Perception and perspective are the subconscious tools used to fabricate frameworks which the mind uses to stylize and create a personal technique for wielding the imagination. The light of mind is held inside the darkness of thought and personal enlightenment is like a Rubik’s cube; it needs the necessary twists and turns of the thought process to reach a conclusion, new perspective, or revelation within one’s self. Without the ability to use one’s imagination to experiment scenarios and relationships, it would be impossible to function in a world of random anomalies. With thoughts we are able to start personal relationships to what would be otherwise complete strangers. You could have a best friend in the reality of your mind, but at the same time he could be just another blurred face in a bustling crowd. Dreams present a way to make an adaptation of what is normally a split second encounter and prolong it in such a way to give it the feeling of a lasting connection. The next time you encounter that person, an emotional tie is felt between you and this nameless figure; he means something to you without even knowing that you two are connected by some alternative existence. An interesting concept was brought up in the movie The Jacket, in which the main character is put into a small space, much like a person in a morgue, as punishment or isolated confinement, but in his time in there he gains the ability to time travel. I interpreted it as he was able to do so with dreams and with that realization, it was evident that time travel is indeed possible; for personal engagement. It’s the perfect way to go back in time to alter what would be the future outcome, without having all those confusing paradoxes and such toted with time-travel in the shared reality.

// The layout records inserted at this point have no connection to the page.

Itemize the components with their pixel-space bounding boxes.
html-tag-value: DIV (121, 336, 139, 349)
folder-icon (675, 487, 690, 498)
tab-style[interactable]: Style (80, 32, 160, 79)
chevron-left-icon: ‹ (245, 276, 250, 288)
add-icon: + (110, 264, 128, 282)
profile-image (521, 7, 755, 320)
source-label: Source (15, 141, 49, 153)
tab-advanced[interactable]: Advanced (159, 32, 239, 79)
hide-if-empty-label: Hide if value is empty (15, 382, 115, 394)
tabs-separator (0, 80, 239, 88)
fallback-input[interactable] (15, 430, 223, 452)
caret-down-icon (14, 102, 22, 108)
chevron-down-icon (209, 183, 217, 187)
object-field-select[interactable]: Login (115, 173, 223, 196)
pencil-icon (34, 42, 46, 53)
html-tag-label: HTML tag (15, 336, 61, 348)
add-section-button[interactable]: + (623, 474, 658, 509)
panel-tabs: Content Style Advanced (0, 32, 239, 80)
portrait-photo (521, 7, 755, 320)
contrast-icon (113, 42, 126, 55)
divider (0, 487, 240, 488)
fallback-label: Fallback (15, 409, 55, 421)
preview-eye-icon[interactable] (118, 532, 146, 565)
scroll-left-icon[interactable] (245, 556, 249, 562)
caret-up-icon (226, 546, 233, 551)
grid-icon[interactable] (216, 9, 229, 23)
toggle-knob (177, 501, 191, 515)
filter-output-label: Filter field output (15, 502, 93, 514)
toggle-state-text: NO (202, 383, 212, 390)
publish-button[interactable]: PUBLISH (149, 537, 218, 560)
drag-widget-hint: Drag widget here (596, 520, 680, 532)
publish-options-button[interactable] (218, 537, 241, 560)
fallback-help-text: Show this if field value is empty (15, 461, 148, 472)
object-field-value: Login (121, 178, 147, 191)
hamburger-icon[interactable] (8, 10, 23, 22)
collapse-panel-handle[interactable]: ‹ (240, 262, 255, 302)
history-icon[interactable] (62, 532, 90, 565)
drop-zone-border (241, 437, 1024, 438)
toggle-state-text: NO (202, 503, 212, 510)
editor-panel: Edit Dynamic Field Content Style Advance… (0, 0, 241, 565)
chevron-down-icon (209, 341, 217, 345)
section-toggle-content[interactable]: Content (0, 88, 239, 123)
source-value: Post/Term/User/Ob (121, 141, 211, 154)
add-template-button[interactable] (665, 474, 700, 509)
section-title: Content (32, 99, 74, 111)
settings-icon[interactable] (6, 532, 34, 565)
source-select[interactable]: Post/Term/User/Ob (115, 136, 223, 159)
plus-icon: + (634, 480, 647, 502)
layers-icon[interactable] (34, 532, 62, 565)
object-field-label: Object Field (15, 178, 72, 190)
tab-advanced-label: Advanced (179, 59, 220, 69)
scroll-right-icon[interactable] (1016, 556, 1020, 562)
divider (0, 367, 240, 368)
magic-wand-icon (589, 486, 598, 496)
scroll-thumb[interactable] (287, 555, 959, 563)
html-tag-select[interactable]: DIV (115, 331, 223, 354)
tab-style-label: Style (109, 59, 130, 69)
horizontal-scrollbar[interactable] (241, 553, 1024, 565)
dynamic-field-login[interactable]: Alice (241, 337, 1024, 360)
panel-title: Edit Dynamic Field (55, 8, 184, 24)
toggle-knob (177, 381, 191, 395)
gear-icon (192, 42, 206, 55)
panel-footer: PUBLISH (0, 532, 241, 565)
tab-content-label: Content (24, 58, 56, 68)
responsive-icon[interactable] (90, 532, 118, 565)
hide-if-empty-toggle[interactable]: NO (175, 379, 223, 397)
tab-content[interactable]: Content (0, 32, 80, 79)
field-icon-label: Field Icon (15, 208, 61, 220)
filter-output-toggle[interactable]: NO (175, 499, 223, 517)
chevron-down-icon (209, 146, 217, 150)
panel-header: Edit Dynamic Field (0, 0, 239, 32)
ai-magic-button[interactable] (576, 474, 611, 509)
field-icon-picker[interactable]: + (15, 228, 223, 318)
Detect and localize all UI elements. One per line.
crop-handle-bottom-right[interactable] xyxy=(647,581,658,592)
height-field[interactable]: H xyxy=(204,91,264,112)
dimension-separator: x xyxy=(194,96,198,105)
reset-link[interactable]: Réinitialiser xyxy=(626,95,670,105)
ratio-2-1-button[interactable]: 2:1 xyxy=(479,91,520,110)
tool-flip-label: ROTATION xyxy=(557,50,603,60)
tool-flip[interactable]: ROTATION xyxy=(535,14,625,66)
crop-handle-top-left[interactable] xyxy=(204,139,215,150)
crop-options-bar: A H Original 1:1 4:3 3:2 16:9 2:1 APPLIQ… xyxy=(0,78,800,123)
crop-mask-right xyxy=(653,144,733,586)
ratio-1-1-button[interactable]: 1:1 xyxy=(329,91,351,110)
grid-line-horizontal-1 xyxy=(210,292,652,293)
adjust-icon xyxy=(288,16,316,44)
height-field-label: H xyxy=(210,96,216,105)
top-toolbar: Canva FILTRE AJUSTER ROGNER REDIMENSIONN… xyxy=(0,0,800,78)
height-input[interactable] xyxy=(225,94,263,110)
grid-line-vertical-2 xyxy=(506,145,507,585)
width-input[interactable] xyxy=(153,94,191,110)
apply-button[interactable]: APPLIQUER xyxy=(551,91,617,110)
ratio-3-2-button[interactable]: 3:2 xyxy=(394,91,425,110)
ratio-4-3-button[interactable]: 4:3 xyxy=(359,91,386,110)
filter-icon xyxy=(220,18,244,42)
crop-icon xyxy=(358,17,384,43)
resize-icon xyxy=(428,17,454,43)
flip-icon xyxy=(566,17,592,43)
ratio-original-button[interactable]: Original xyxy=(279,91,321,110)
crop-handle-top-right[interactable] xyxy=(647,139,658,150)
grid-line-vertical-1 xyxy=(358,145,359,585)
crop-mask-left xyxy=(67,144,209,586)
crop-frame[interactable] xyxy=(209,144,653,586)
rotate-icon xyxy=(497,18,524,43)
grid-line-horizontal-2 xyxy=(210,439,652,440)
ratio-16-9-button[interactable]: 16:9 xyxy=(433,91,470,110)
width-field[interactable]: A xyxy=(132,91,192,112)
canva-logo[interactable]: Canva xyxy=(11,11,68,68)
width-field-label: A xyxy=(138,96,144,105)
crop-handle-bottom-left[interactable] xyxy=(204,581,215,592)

Though the sheer potential dreams, thoughts, ideas, and imagination have is only limited by the limits of one’s mind, it is the beauty and artistry that each individual possesses that perpetually turns the table on what modern art is. It is much more than the ability to create and maintain an alternate multiverse within one’s conscious and subconscious, but the prospect of destroying the frame that divides the shared reality and the imagined reality and creating a combined reality. The art is then a presentation of persons and of their dreams and imagination. It is an embodiment of body, mind, soul, and the interconnectivity that entails with a cultural phenomenon. Each generation has its defining artistic expressions, but dreams are the dynamic creative expressions that are harnessed by us all, and thus, the highest form of art attainable, yet still isn’t widely enjoyed because of our close-minded limitations we have set in our current frameworks of our “figments.”